Financial IT recently published an article shedding light on the growing emphasis organisations are placing on ESG considerations. This shift is propelled by rising customer and shareholder demands, coupled with escalating regulatory expectations.
ESG (Environmental, Social, Governance) has become a key focus for businesses due to customer, shareholder, and regulatory demands. This extends to anti-financial crime efforts as environmental crimes, human trafficking, and corruption intertwine with ESG concerns. Facctum suggests three strategies to enhance ESG through optimized AML controls:
- Effective Controls: Strong AML controls are crucial, especially in high-risk industries linked to illegal activities, such as logging or mining.
- Positive Culture: Develop a positive AML culture by embedding compliance with ESG and other rules into company policies, providing staff training, and consistently identifying and addressing risks.

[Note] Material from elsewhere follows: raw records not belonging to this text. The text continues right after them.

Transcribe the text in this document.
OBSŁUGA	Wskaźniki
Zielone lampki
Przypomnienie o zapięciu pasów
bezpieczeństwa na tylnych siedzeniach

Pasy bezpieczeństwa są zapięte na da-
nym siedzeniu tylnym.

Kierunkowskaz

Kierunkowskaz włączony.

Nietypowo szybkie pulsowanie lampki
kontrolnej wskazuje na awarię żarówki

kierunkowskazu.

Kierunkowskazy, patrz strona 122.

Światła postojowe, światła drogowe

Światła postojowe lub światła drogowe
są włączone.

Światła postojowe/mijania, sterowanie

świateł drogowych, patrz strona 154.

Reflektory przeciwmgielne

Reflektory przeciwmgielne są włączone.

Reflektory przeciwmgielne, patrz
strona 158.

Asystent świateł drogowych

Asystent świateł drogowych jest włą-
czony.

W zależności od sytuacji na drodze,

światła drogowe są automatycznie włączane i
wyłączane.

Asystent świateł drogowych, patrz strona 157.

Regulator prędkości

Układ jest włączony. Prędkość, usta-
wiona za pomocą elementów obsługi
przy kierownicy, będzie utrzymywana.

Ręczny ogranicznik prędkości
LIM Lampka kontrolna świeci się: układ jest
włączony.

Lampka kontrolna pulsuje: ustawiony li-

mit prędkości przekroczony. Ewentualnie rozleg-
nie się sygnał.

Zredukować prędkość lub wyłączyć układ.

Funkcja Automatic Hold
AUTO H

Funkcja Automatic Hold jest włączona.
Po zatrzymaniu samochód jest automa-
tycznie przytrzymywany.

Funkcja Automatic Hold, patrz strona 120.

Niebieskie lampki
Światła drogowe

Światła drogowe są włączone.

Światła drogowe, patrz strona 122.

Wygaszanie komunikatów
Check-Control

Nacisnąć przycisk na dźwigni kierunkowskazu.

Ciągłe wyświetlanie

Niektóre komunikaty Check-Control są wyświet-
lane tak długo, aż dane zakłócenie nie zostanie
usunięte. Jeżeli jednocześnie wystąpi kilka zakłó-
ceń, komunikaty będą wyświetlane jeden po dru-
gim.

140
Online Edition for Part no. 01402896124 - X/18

- Thorough Due Diligence: Apply KYC practices to suppliers and partners, building an ethical supply chain that aligns with ESG values.
By integrating AML practices and ESG objectives, organisations can combat financial crime while supporting sustainability goals.
Our Chief Strategy Officer, Chrisol Correia, highlighted the significance of AML practices in not only detecting and addressing financial crime, but also in playing a crucial role in exposing increasingly sophisticated environmental criminals. He emphasised the dual advantages of this approach: rewarding those adhering to regulations and simultaneously safeguarding the environment and ecosystems.